While some policy missteps and regulatory neglect may have led us to where we are now, necessitating measures to fix health insurance that may not go well with some parties, it may be timely to also revisit some old-fashioned thinking on health care and the role of government. The 1993 Affordable Health Care White Paper issued by the Government then clearly stated “The health care system is an example of market failure” (Page 3, Executive Summary). Unfortunately, some parties may have forgotten or chosen to ignore this ageless adage.

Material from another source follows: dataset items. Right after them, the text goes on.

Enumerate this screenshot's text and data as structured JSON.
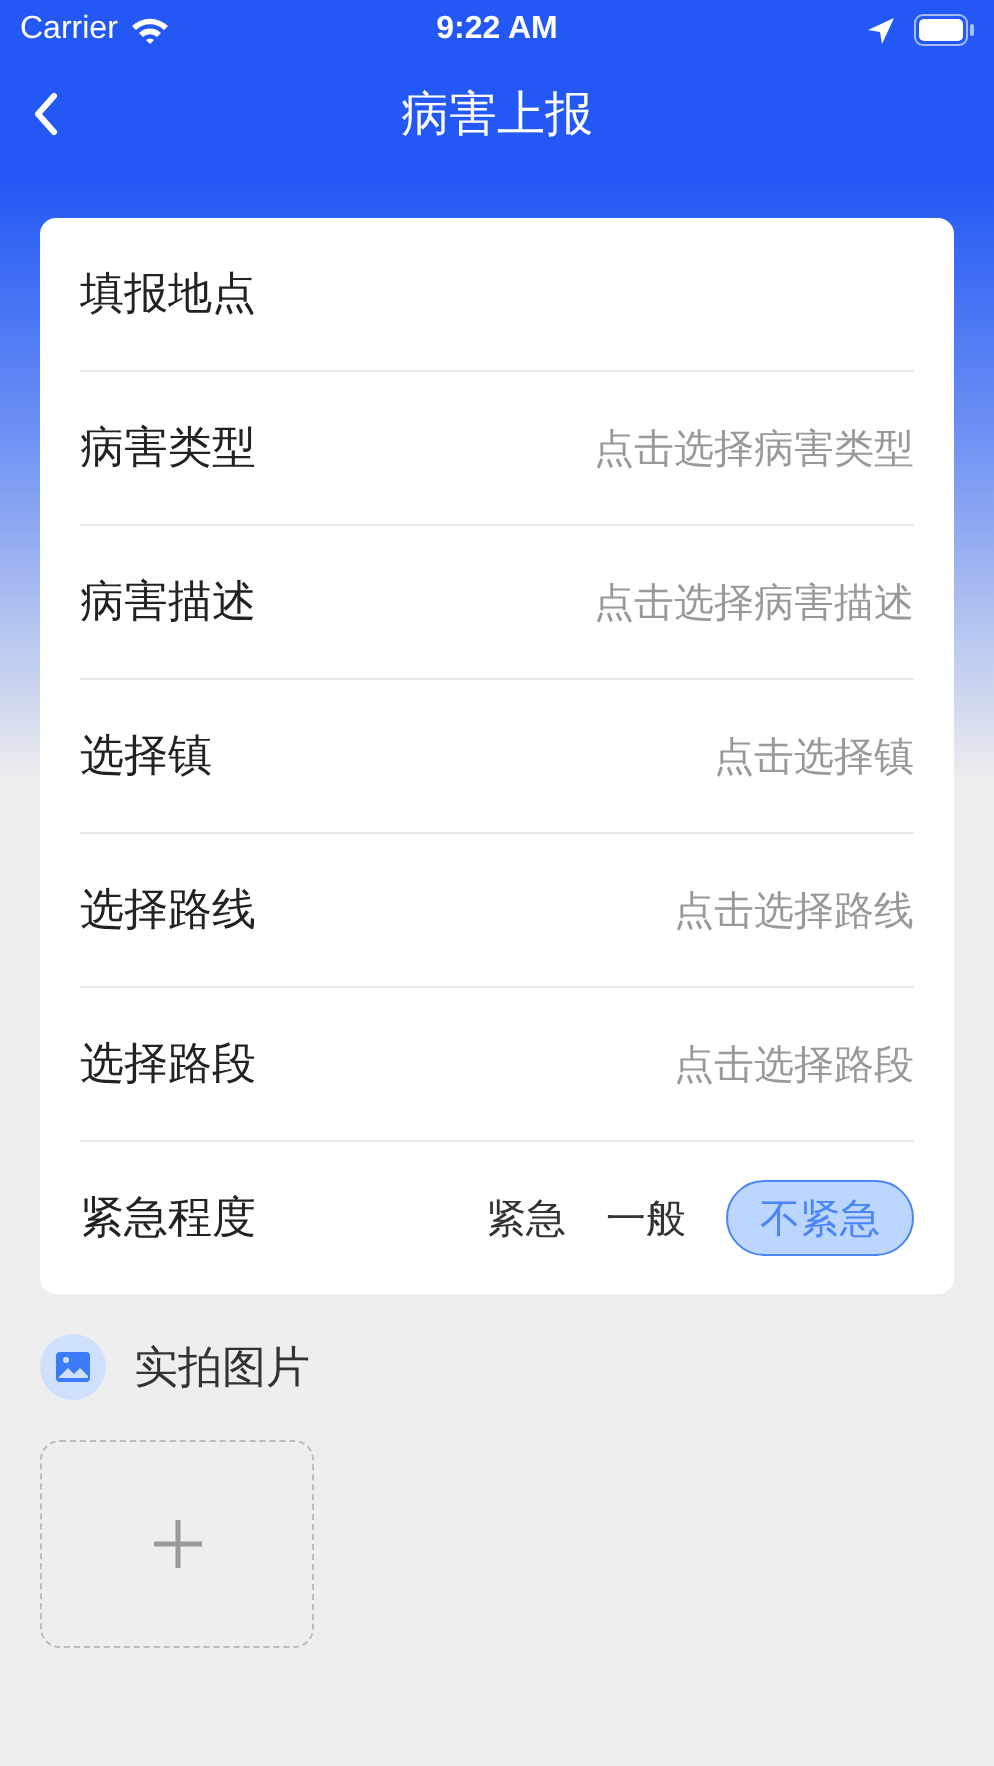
{
  "status_bar": {
    "carrier": "Carrier",
    "time": "9:22 AM"
  },
  "nav": {
    "title": "病害上报"
  },
  "form": {
    "rows": [
      {
        "kind": "plain",
        "label": "填报地点"
      },
      {
        "kind": "picker",
        "label": "病害类型",
        "placeholder": "点击选择病害类型"
      },
      {
        "kind": "picker",
        "label": "病害描述",
        "placeholder": "点击选择病害描述"
      },
      {
        "kind": "picker",
        "label": "选择镇",
        "placeholder": "点击选择镇"
      },
      {
        "kind": "picker",
        "label": "选择路线",
        "placeholder": "点击选择路线"
      },
      {
        "kind": "picker",
        "label": "选择路段",
        "placeholder": "点击选择路段"
      },
      {
        "kind": "choice",
        "label": "紧急程度",
        "options": [
          {
            "label": "紧急",
            "selected": false
          },
          {
            "label": "一般",
            "selected": false
          },
          {
            "label": "不紧急",
            "selected": true
          }
        ]
      }
    ]
  },
  "photos": {
    "title": "实拍图片"
  }
}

In addition, The Government’s Health Care Philosophy was also spelled out in the Executive Summary of the said White Paper. The Philosophy consisted of 5 points, of which we reproduce here:
- To nurture a healthy nation by promoting good health;
- To promote personal responsibility for one’s health and avoid over reliance on state welfare or medical insurance;
- To provide good and affordable basic medical services to all Singaporeans:
- To rely on competition and market forces to improve service and raise efficiency; and
- To directly intervene directly in the health care sector when necessary, where the market fails to keep costs down
(Last two points in italics for emphasis)
For a while, we had relied on the almost completely free market to manage costs in the private sector. This has obviously not worked and the government’s current moves to have fee benchmarks and to mandate the removal of first-dollar coverage riders from IPs could be perhaps interpreted as adhering to its original philosophy of 1993 – that of “to directly intervene in the health care sector when necessary, where the market fails to keep costs down”.
After 25 years, the 1993 White Paper is an oldie, and certainly in many ways, still a goodie.